Julien Denormandie a également évoqué l'initiative européenne FARM (Food on Agriculture Resilience Mission), présentée jeudi par Emmanuel Macron à la sortie du G7. "C'est une réponse coordonnée et solidaire des pays producteurs vis-à-vis de pays qui seraient en grande difficulté" alimentaire. Farm comprendra trois volets. Le premier permettra d'agir pour "plus de transparence sur les stocks" afin de tenter de "détendre les marchés" et donc de faire baisser les prix. Le deuxième consiste à produire plus "là où c'est possible" dans le but de vendre "à des prix raisonnables aux pays qui en auraient besoin". Le troisième devra permettre "d'accompagner les pays tiers à augmenter leur capacité de production chez eux".

Par ailleurs, une aide alimentaire est apportée aux Ukrainiens, qu'ils soient restés dans leur pays ou réfugiés. Une autre aide européenne, sollicitée par le "ministre des Affaires agraires d'Ukraine", consiste en un apport "d'éléments permettant à l'Ukraine de maintenir autant que faire se peut son appareil de production agricole". 

Julien Denormandie a , par ailleurs, appelé à "ne pas balayer d'un revers de main" la stratégie européenne "Farm to fork", tout en l'amendant. Cette stratégie, défendue par la Commission européenne et qui vise à faire baisser l'usage des pesticides et des engrais, pourrait entraîner une baisse de la production. Comme Emmanuel Macron, Julien Denormandie souhaite lui adjoindre "une vision d'objectif de résilience et d'indépendance alimentaire, ce qui n'était pas le cas jusqu'à présent", en fixant "un objectif politique de production". C'est-à-dire en produisant plus : "Cela s'appelle le progrès."

Un "effet prix" en France

Dans ce contexte, le ministre a expliqué que la France ne devrait pas connaître de pénuries, malgré quelques tensions sur les engrais, l'huile de tournesol et les volailles. "La France est résiliente, indépendante d'un point de vue alimentaire", a-t-il souligné. Les Français font, en revanche, face à un "effet prix" qui est "significatif" : "Un certain nombre d'intrants voient leurs coût augmenter de manière très conséquente", a analysé Julien Denormandie, citant les carburants (gazole non routier), le gaz (pour le maraîchage, la volaille, les sucreries, les laiteries), l'alimentation animale et les engrais. 

Plusieurs réponses à ce "choc de l'offre" sont apportées aux agriculteurs par le gouvernement : la remise de quinze centimes hors taxes sur les prix du carburant à la pompe concerne aussi le gazole non routier (GNR).
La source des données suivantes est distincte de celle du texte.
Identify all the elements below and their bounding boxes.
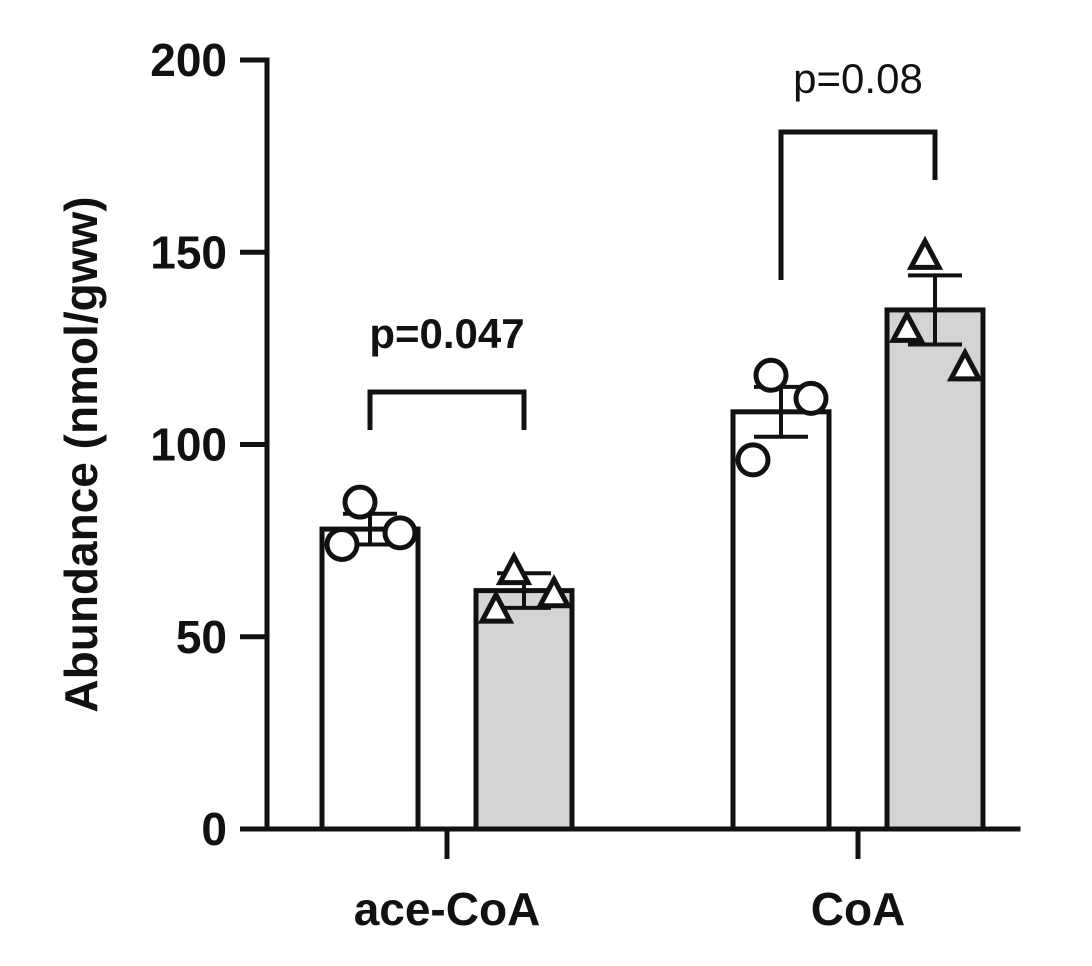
data-point: [477, 589, 515, 624]
data-point: [906, 235, 944, 270]
data-point: [735, 442, 771, 478]
data-point: [753, 357, 789, 393]
bar: [473, 588, 575, 832]
y-tick-label: 200: [150, 34, 227, 86]
y-axis-label: Abundance (nmol/gww): [55, 196, 107, 712]
p-value-annotation: p=0.047: [369, 310, 524, 357]
x-tick-label: CoA: [811, 883, 906, 935]
bar: [319, 526, 421, 832]
bar: [730, 409, 832, 832]
y-tick-label: 100: [150, 419, 227, 471]
data-point: [946, 347, 984, 382]
data-point: [382, 515, 418, 551]
data-point: [324, 526, 360, 562]
p-value-annotation: p=0.08: [793, 55, 923, 102]
data-point: [342, 484, 378, 520]
data-point: [793, 380, 829, 416]
data-point: [888, 308, 926, 343]
y-tick-label: 150: [150, 226, 227, 278]
data-point: [535, 574, 573, 609]
y-tick-label: 50: [176, 611, 227, 663]
x-tick-label: ace-CoA: [354, 883, 541, 935]
significance-bracket: [367, 389, 527, 430]
bar: [884, 307, 986, 832]
y-tick-label: 0: [201, 803, 227, 855]
significance-bracket: [778, 129, 938, 280]
data-point: [495, 551, 533, 586]
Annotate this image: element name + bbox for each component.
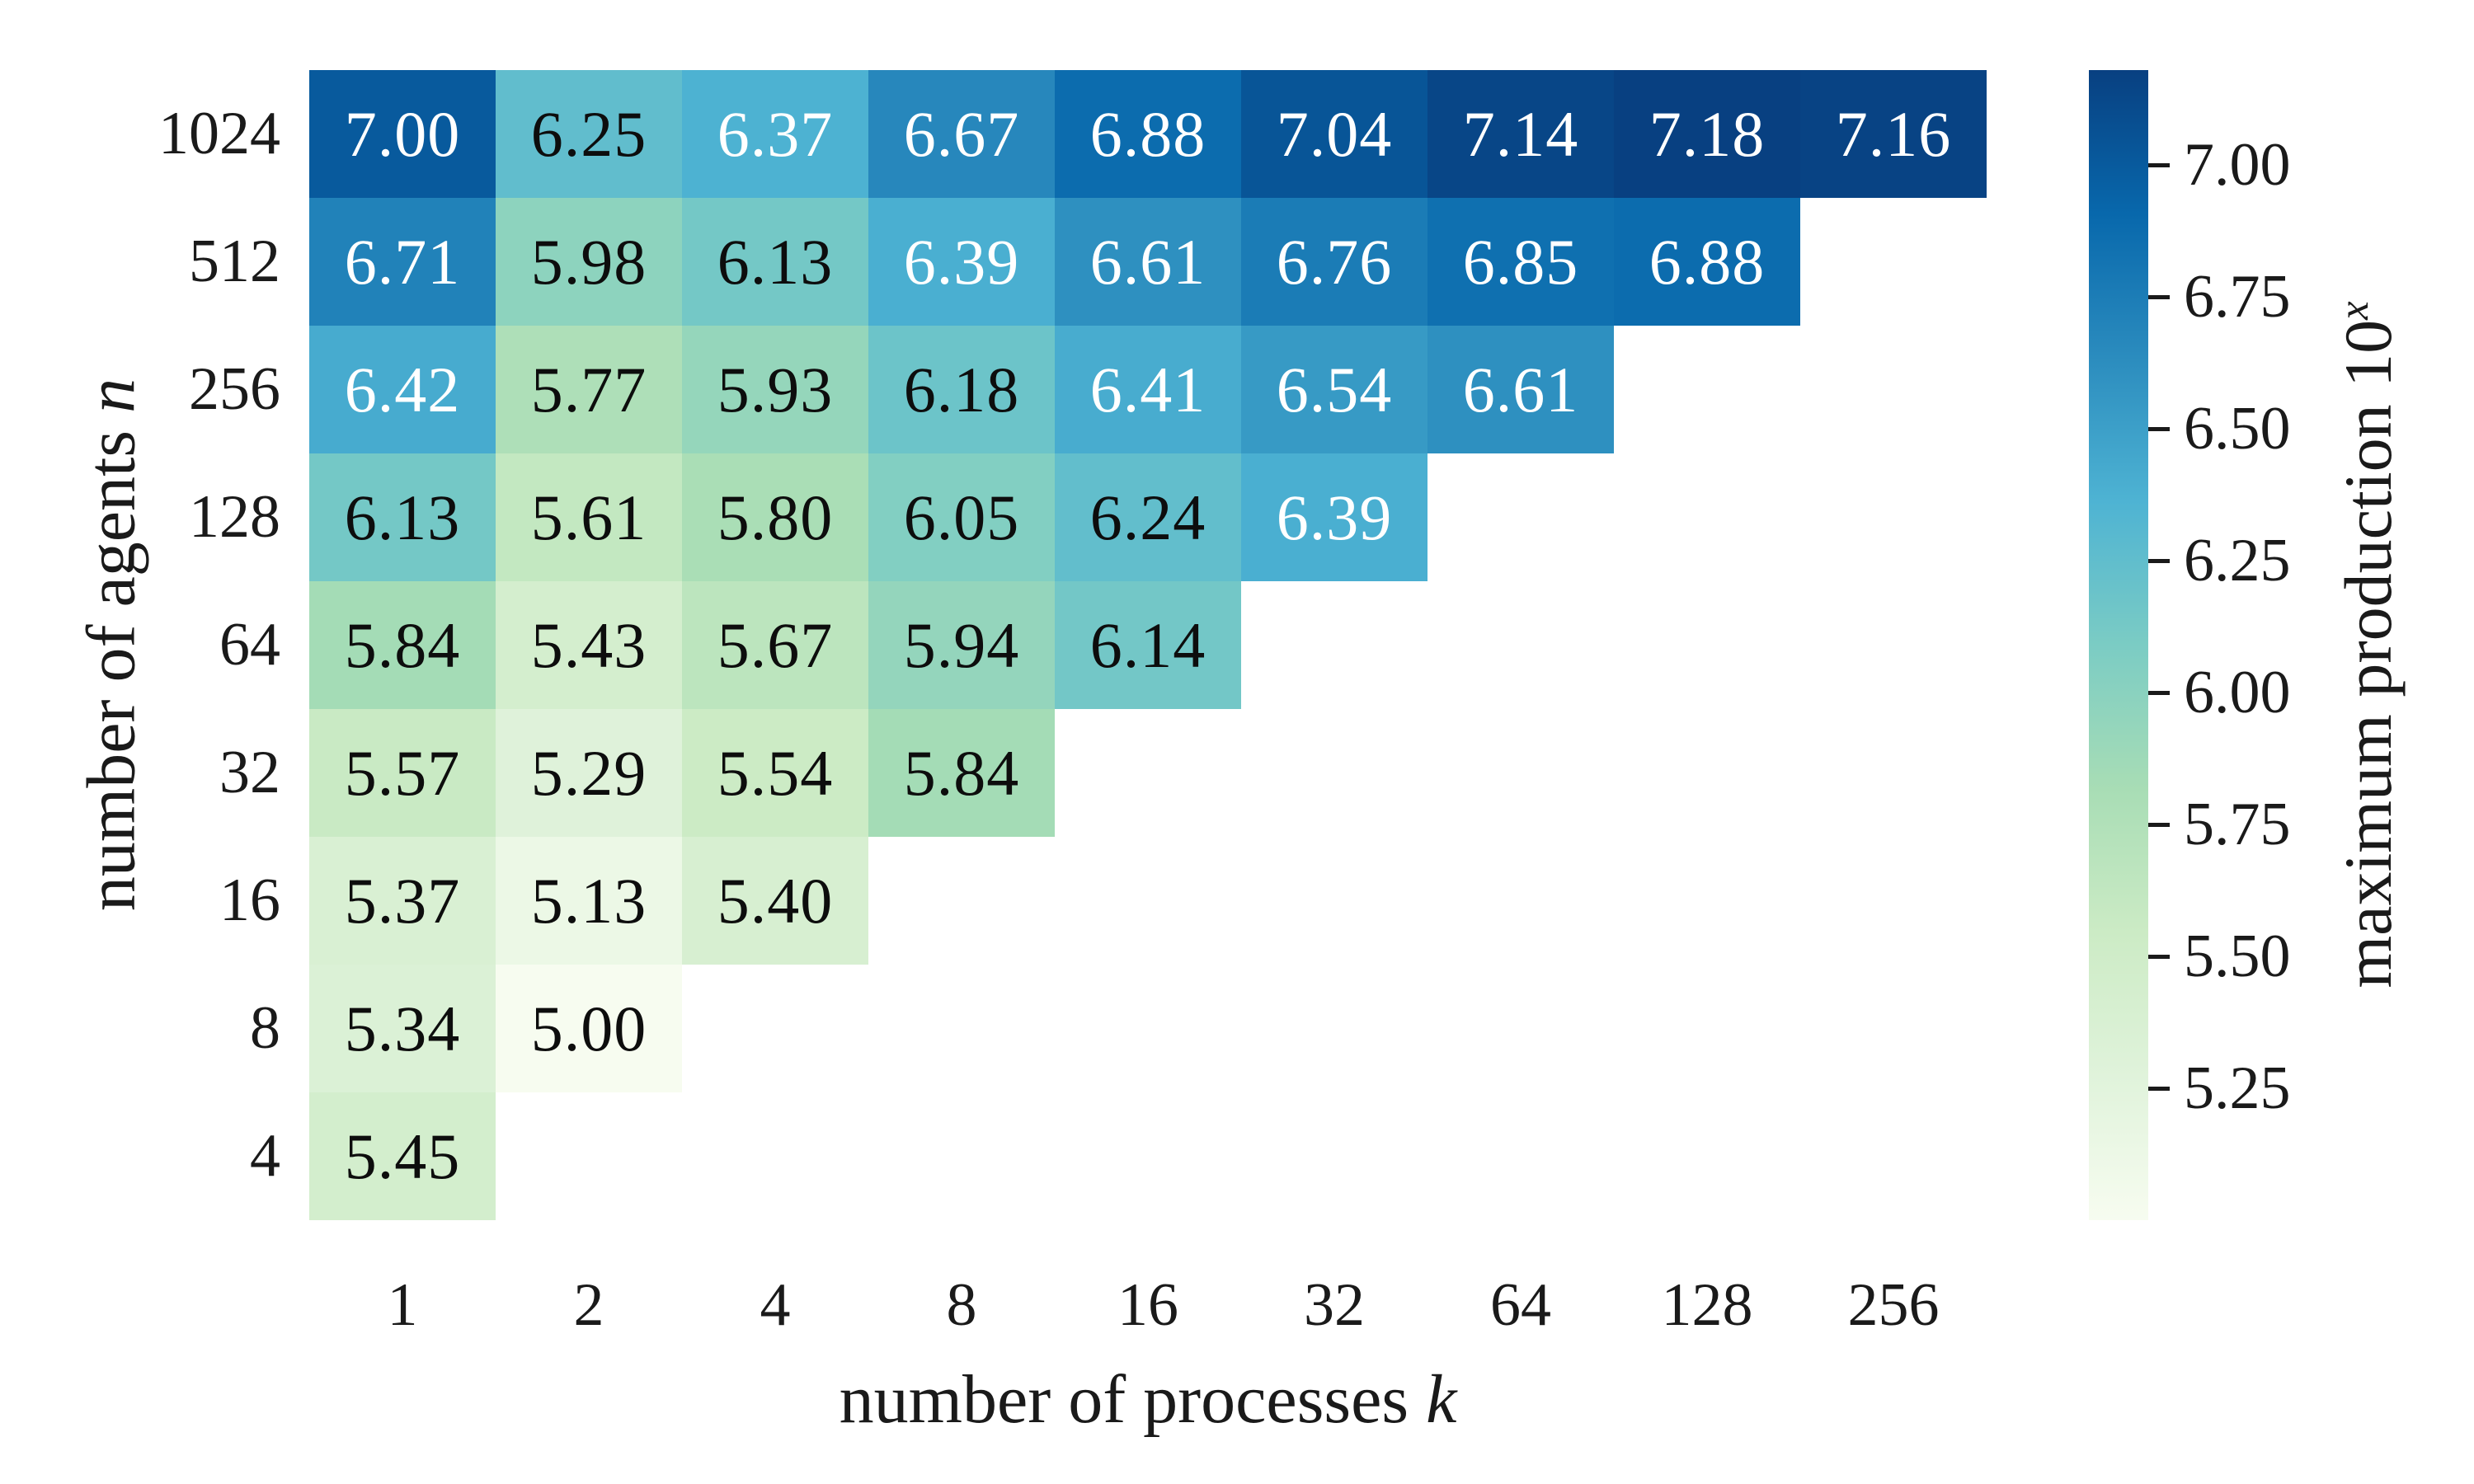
x-axis-title-variable: k — [1426, 1361, 1457, 1438]
heatmap-cell: 6.05 — [868, 453, 1055, 581]
heatmap-cell: 5.98 — [496, 198, 682, 326]
y-axis-tick-label: 512 — [189, 228, 280, 295]
heatmap-cell: 7.18 — [1614, 70, 1800, 198]
heatmap-cell: 7.00 — [309, 70, 496, 198]
y-axis-tick-label: 64 — [219, 611, 280, 679]
colorbar-tick-mark — [2148, 823, 2170, 828]
colorbar-title-text: maximum production 10 — [2331, 319, 2406, 989]
heatmap-cell: 6.13 — [309, 453, 496, 581]
colorbar-tick-mark — [2148, 1087, 2170, 1092]
heatmap-cell: 5.37 — [309, 837, 496, 965]
y-axis-tick-label: 32 — [219, 739, 280, 806]
colorbar-tick-label: 6.50 — [2184, 395, 2291, 463]
colorbar-gradient — [2089, 70, 2148, 1220]
heatmap-cell: 5.54 — [682, 709, 868, 837]
heatmap-cell: 6.37 — [682, 70, 868, 198]
heatmap-cell: 6.42 — [309, 326, 496, 453]
colorbar-tick-label: 6.25 — [2184, 527, 2291, 595]
y-axis-tick-label: 16 — [219, 866, 280, 934]
colorbar-tick-mark — [2148, 427, 2170, 432]
heatmap-cell: 5.84 — [309, 581, 496, 709]
heatmap-cell: 5.13 — [496, 837, 682, 965]
x-axis-title-text: number of processes — [839, 1361, 1427, 1438]
colorbar-tick-label: 6.75 — [2184, 263, 2291, 331]
x-axis-tick-label: 256 — [1847, 1271, 1940, 1339]
colorbar-tick-label: 5.75 — [2184, 791, 2291, 859]
y-axis-tick-label: 8 — [250, 994, 280, 1062]
x-axis-tick-label: 1 — [387, 1271, 418, 1339]
x-axis-tick-label: 128 — [1661, 1271, 1753, 1339]
colorbar-tick-mark — [2148, 955, 2170, 960]
heatmap-cell: 7.16 — [1800, 70, 1987, 198]
heatmap-cell: 5.61 — [496, 453, 682, 581]
heatmap-cell: 5.84 — [868, 709, 1055, 837]
colorbar-tick-mark — [2148, 691, 2170, 696]
heatmap-cell: 6.39 — [1241, 453, 1427, 581]
heatmap-cell: 5.45 — [309, 1092, 496, 1220]
x-axis-tick-label: 32 — [1304, 1271, 1365, 1339]
colorbar-tick-label: 7.00 — [2184, 131, 2291, 200]
heatmap-cell: 7.14 — [1427, 70, 1614, 198]
heatmap-cell: 5.40 — [682, 837, 868, 965]
heatmap-cell: 5.94 — [868, 581, 1055, 709]
colorbar-tick-label: 6.00 — [2184, 659, 2291, 727]
heatmap-cell: 5.34 — [309, 965, 496, 1092]
heatmap-cell: 6.61 — [1427, 326, 1614, 453]
x-axis-tick-label: 16 — [1117, 1271, 1178, 1339]
heatmap-cell: 6.14 — [1055, 581, 1241, 709]
heatmap-cell: 6.24 — [1055, 453, 1241, 581]
y-axis-tick-label: 128 — [189, 483, 280, 551]
heatmap-cell: 5.43 — [496, 581, 682, 709]
colorbar-tick-mark — [2148, 559, 2170, 564]
heatmap-cell: 6.88 — [1055, 70, 1241, 198]
heatmap-cell: 6.61 — [1055, 198, 1241, 326]
x-axis-tick-label: 4 — [760, 1271, 791, 1339]
colorbar-tick-label: 5.25 — [2184, 1054, 2291, 1123]
heatmap-cell: 6.54 — [1241, 326, 1427, 453]
heatmap-cell: 6.76 — [1241, 198, 1427, 326]
y-axis-tick-label: 256 — [189, 355, 280, 423]
heatmap-cell: 5.67 — [682, 581, 868, 709]
colorbar-tick-mark — [2148, 163, 2170, 168]
colorbar-tick-label: 5.50 — [2184, 923, 2291, 991]
x-axis-title: number of processes k — [309, 1359, 1987, 1441]
heatmap-cell: 6.13 — [682, 198, 868, 326]
heatmap-cell: 6.67 — [868, 70, 1055, 198]
heatmap-cell: 6.18 — [868, 326, 1055, 453]
x-axis-tick-label: 64 — [1490, 1271, 1551, 1339]
heatmap-grid: 7.00 6.25 6.37 6.67 6.88 7.04 7.14 7.18 7.16 6.71… — [309, 70, 1987, 1220]
x-axis-tick-label: 8 — [946, 1271, 977, 1339]
heatmap-cell: 5.80 — [682, 453, 868, 581]
heatmap-cell: 5.57 — [309, 709, 496, 837]
colorbar-title: maximum production 10x — [2330, 301, 2407, 988]
heatmap-cell: 5.77 — [496, 326, 682, 453]
heatmap-cell: 5.29 — [496, 709, 682, 837]
heatmap-cell: 6.41 — [1055, 326, 1241, 453]
colorbar-title-superscript: x — [2330, 301, 2377, 320]
heatmap-cell: 6.88 — [1614, 198, 1800, 326]
heatmap-cell: 6.25 — [496, 70, 682, 198]
heatmap-cell: 5.93 — [682, 326, 868, 453]
y-axis-tick-label: 4 — [250, 1122, 280, 1190]
heatmap-cell: 5.00 — [496, 965, 682, 1092]
x-axis-tick-label: 2 — [573, 1271, 604, 1339]
y-axis-tick-label: 1024 — [158, 100, 280, 167]
heatmap-cell: 6.85 — [1427, 198, 1614, 326]
colorbar-tick-mark — [2148, 295, 2170, 300]
heatmap-cell: 6.39 — [868, 198, 1055, 326]
heatmap-cell: 6.71 — [309, 198, 496, 326]
heatmap-cell: 7.04 — [1241, 70, 1427, 198]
Par ailleurs, un "remboursement anticipé de la TICPE" sur les achats de GNR et un "acompte sur la TICPE de 2022" seront versés dès le 1er mai "pour renforcer la trésorerie des uns et des autres". Sur le gaz, une aide définie au niveau européen permettra aux industriels et agriculteurs de limiter leurs pertes. Enfin, une enveloppe de 400 millions d'euros d'aide sera dévolue à l'alimentation animale et 150 millions d'euros permettront de financer une exonération sociale et patronale pour les agriculteurs.

Tous ces dispositifs ne suffiront toutefois pas à compenser l'ensemble des hausses des prix à venir. "Il est très important que les industriels et la grande distribution jouent le jeu, prennent leur part", a insisté Julien Denormandie, qui a annoncé avoir rouvert des "négociations" avec les acteurs du secteur.